Negotiations take time and much has changed since our initial conversation with Walter in October. We go back and forth and then agree to meet again tomorrow. We are cold and our feet are wet as we head back to the car somewhat disappointed. Javier happily tells us not to worry, that we are going to look at another property. Great! How big, where is it, does it have a pool? No worries, we will find out when we get there. The drive is beautiful and after every turn we look to see if the next farmhouse could be ours. The drive goes on and on and we get further and further from the highway. The view becomes even more amazing as we look out over the rich, fertile Umbrian landscape, spying many of the houses we had passed along the way. At last we pull up to the house we have come to visit. It is not quite what we had in mind. I am sure that in its day it was a beautiful old stone farmhouse, but in the present it looks like the shed from which Jed Clampett took his family when he discovered black gold. At least it has its original sone floors, which are slightly (okay very) uneven and its original walls. There is not a bit of plumbing or electricity to be had. It takes a great deal of imagination to see the beauty of the house and we can’t escape the dollar signs dancing in every nook and cranny. We leave without even asking the price. No doubt, ten years from now some canny investor will be sipping a glass of Montefalco Rosso, looking over these same hills, congratulating himself on his wise investment.
We drive to the town of Bevagna for lunch, one of Umbria’s most charming small towns, crowned by an extremely well preserved historic central square. The restaurant is, of course, unmarked, but we open the door and are greeted with a room warmed by a fire and the smell of rich Umbrian fare, a simple hearty cooking that highlights grilled meats and rich pastas that we have longed for despite many fine meals along the coasts. We are inspired by the fire and order bistecca alla Fiorentina for lunch. In the meantime, the pastas are house made and are great. The steak arrives perfectly grilled and for once it is not enough food – perhaps this is a blessing. We finish lunch and walk around the small town. Down every street there is a wonderful view of rooftops and arches. Bill and Austin take photo after photo.

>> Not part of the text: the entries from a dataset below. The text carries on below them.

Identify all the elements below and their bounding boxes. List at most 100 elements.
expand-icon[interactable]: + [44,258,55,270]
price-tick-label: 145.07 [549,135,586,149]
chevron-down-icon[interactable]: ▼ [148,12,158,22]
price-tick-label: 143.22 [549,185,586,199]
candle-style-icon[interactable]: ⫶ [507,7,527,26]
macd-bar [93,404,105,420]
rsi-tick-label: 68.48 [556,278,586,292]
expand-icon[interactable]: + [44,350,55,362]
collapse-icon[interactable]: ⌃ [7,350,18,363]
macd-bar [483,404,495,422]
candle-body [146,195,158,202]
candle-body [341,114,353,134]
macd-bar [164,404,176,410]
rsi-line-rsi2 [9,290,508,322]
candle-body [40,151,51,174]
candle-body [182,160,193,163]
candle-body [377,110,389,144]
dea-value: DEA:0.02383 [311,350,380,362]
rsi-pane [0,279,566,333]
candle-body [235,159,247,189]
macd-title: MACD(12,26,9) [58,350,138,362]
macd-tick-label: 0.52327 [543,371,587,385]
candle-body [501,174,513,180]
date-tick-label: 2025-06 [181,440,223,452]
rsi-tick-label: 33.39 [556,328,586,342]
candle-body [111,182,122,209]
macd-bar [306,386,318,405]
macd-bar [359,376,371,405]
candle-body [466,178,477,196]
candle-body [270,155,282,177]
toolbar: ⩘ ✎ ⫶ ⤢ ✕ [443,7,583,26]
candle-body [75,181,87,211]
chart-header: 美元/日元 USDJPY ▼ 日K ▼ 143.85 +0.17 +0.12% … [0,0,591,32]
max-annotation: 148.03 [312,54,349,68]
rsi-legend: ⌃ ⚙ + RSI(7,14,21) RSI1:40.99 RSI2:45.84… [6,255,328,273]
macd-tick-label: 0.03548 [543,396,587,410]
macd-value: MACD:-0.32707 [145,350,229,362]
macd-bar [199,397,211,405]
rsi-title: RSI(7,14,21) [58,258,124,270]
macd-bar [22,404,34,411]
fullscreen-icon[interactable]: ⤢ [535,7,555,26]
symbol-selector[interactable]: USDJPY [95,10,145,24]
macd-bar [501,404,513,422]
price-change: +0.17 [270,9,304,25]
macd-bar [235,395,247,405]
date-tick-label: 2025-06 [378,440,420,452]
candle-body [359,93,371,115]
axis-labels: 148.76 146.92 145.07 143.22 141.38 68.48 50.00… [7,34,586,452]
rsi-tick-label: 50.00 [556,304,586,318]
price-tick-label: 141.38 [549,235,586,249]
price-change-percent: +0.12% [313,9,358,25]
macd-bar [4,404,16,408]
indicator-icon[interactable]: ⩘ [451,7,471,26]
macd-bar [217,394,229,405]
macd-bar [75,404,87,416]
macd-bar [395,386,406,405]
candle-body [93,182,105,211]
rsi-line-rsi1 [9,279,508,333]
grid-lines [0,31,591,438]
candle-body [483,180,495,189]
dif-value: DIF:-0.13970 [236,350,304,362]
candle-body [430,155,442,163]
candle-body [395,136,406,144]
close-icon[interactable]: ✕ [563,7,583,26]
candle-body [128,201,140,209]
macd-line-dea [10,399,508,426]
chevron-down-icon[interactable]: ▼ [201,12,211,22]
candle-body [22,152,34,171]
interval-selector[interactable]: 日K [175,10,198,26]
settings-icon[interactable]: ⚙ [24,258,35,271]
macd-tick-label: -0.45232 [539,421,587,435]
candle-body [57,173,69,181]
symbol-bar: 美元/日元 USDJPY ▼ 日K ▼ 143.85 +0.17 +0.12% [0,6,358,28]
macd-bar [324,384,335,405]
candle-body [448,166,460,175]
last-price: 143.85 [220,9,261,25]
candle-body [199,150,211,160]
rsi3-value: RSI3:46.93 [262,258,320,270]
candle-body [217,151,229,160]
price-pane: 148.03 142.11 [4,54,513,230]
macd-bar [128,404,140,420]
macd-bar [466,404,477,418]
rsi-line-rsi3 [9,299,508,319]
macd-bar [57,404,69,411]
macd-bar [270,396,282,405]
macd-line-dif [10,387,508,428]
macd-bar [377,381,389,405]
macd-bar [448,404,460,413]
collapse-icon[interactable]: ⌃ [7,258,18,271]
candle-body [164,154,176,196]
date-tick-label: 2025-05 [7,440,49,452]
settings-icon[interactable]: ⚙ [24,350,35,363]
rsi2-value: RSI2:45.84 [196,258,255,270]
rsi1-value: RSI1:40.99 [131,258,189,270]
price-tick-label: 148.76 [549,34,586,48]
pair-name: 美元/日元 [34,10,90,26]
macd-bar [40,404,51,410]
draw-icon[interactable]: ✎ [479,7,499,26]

We return to Perugia and plan to meet for dinner outside Assisi, at a restaurant that Bill visited last October. Since then the legend of this place has grown to almost epic proportions and we decide that we all must give it a try. La Stalla, which means the barn, is a simple room located next to a campground above Assisi. Nearly all of the food is prepared on a wood fired grill that is in the middle of the room, providing entertainment as well as nourishment. Over the years the whitewashed stone walls have become covered with soot from the fire, adding to the charm of the place.
We start with the grilled stuffed tartes – round bread toasted over the fire and filled with sausages, cheese or proscuitto. This is accompanied by a wooden bowl of polenta topped with tomato sauce and some grilled sausage crumbles. After a while the grilled meats start to arrive – sausages, lamb chops, pigeon, chicken. Our eyes roll back and we begin to forget what is arriving, simply trying to keep up with the onslaught of food. Finally little ramekins of melted cheeses arrive, which are smeared over more grilled bread, adding a satisfying layer on top of the animal slaughter that has preceded it. We call the evening and the day quits, forgoing a grappa in light of the long windy drive back to Perugia. And, because Italy’s restaurants have recently banned smoking (even in restaurants where the walls are covered with soot), we don’t light up a pipe full of Kentucky Colonel. That can wait until baseball season begins.